Weekend ist so etwas wie der Darling von Deutschraps Schwiegermutti. Er sieht aus, als könnte er keiner Fliege was zuleide tun und auch beim sonntaglichen Drei-Gänge-Raclette mit der Familie der Freundin macht die potentielle Schwiegermutter in spe dem verkaterten Lebensabschnittsgefährten der Tochter einen Tee, auch wenn oder gerade weil er vielleicht noch ein bisschen nach letzter Nacht riecht. Und da Weekends Leben, wie der Name schon vermuten lässt, nur am Wochenende wirklich geil ist, hat er nun einfach auch alle anderen Tage zum Wochenende erklärt und sein zweites Album „Für immer Wochenende“ gedroppt.
Man könnte sich jetzt wieder auf die totgekaute Diskussion einlassen und erst einmal akribisch überprüfen, ob man Weekend, der sich schon deutlich auf der „Gute-Zeit-Spaß-Infantilität-Unvernunft-Seite“ der Szene positioniert, überhaupt als echten Rapper bezeichnen darf (darf man, absolut!) oder ob das doch wieder zu viel Pop im Ohr ist, als dass auch die intolerantesten Ghettorap-Filmfahrer (heute läufts aber auch wieder mit den lexikalischen Aneinanderreihungen) seine Existenz legitimieren würden. Die erfolgreichen Teilnahmen an diversen Battlerap-Veranstaltungen in Weekends Lebenslauf sprechen da zumindest schon mal für ihn.

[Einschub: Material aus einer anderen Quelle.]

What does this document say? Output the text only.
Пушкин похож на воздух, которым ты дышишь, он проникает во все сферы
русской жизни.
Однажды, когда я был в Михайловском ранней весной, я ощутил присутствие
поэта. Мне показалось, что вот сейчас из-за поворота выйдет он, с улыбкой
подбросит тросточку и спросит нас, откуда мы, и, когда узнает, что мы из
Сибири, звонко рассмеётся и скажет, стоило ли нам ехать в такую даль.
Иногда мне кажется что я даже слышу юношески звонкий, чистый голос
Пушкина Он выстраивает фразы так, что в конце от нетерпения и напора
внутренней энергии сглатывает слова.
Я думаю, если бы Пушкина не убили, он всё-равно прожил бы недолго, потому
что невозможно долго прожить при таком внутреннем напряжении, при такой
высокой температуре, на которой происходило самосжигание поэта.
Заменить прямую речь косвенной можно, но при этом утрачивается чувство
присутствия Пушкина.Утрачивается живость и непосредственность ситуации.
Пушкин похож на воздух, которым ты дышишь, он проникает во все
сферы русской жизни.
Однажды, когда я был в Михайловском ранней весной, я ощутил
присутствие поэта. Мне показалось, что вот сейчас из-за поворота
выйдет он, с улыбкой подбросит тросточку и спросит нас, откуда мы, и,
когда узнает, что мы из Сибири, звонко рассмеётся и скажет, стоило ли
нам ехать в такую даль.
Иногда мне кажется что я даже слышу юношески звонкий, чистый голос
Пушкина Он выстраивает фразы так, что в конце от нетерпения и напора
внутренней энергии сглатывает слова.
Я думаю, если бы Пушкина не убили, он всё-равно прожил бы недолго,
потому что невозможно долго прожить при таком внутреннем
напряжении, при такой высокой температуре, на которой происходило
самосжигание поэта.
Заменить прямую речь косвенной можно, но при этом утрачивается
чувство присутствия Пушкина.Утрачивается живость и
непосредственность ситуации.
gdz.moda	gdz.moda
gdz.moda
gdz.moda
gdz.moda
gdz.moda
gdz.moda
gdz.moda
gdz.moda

Und ja – Obacht! – es gibt keine schweren, fetten Beats, keine epischen Kinderchöre und keine Beleidigungen diverser Verwandter ersten, zweiten und dritten Grades. Wer wird denn da enttäuscht oder überrascht sein. Stattdessen melodische, zugegeben oft poppige Beats, die allerdings deutlich mehr Ecken und Kanten haben als noch auf dem Debüt, und viel, so scheint es – und darum geht es mir persönlich viel mehr – Realness! Der Herr Weekend erzählt uns in seinen neuesten 16ern, wie sich sein Leben seit dem ersten Album verändert hat, was er so treibt und was bei ihm so los ist, wenn er sich nicht gerade halbnackt auf dem Cover eines renommierten deutschen HipHop-Magazins räkelt. Und das kauft man ihm ab.
Weekend macht das schon nicht schlecht (auch wenn ich es ihm wirklich übel nehme, dass er vollkommen auf das Ding mit der Doubletime verzichtet) – jeden Strick, dem man ihm drehen könnte – ich denke da an Dinge wie „Junger Mann, du gehst stark auf die 30 zu, es wird Zeit für ein bisschen mehr Ernsthaftigkeit, ein Einfamilienhaus und zumindest nen Hund!“ oder „Schatz, musst du heute wirklich schon wieder saufen gehen?“ oder auch an „Integrier dich mal ein bisschen mehr in die Szene, mach mal Fotos mit anderen Rappern auf hippen Feten, du Opfer!“ entknotet er mit einer Menge Geschick, weil er sich in seinen Tracks selbst sarkastisch damit auseinandersetzt. Clever. Flucht nach vorn quasi (eventuell heißt ja deswegen das Intro so – vermutlich aber eher wegen seiner Entscheidung, vom Sozialarbeiter zum Vollzeitrapper umzusatteln).
Kommen wir zum Resümee: Der Junge aus dem Pott liefert Summa Summarum ein zweites Album, das thematisch eine Weiterführung des ersten Streichs darstellt und keine absolut neuen Themen anschneidet, das aber durchaus Laune bereitet und bei dem ein oder anderen Grillen im Park oder einer Autofahrt bei schönem Wetter bestimmt gut funktioniert. Die Melodien und die eingängigen Hooks zum Beispiel von „Loser“ oder ‚Alles meins‚ gehen ins Ohr und entlocken auch den ein oder anderen Schmunzler. Ohne dass es brennt. Man kann jetzt selbstverständlich wieder meckern, dass es an bösartigen Beleidigungen fehlt oder auch, dass er sich nicht den omnipräsent schrecklichen Geschehnissen unserer Welt (den wirklich wichtigen Themen also) oder deeperen Gedanken annimmt und hingibt, aber man kann ja auch einfach mal die Schnauze halten und jeden Künstler das machen lassen, worauf er Bock hat. Steckt die nörgelnde Shotgun wieder ein. Ausnahmsweise. Morgen dann wieder was, worüber sich die Schwiegermutter (oder die Bildzeitung) empört.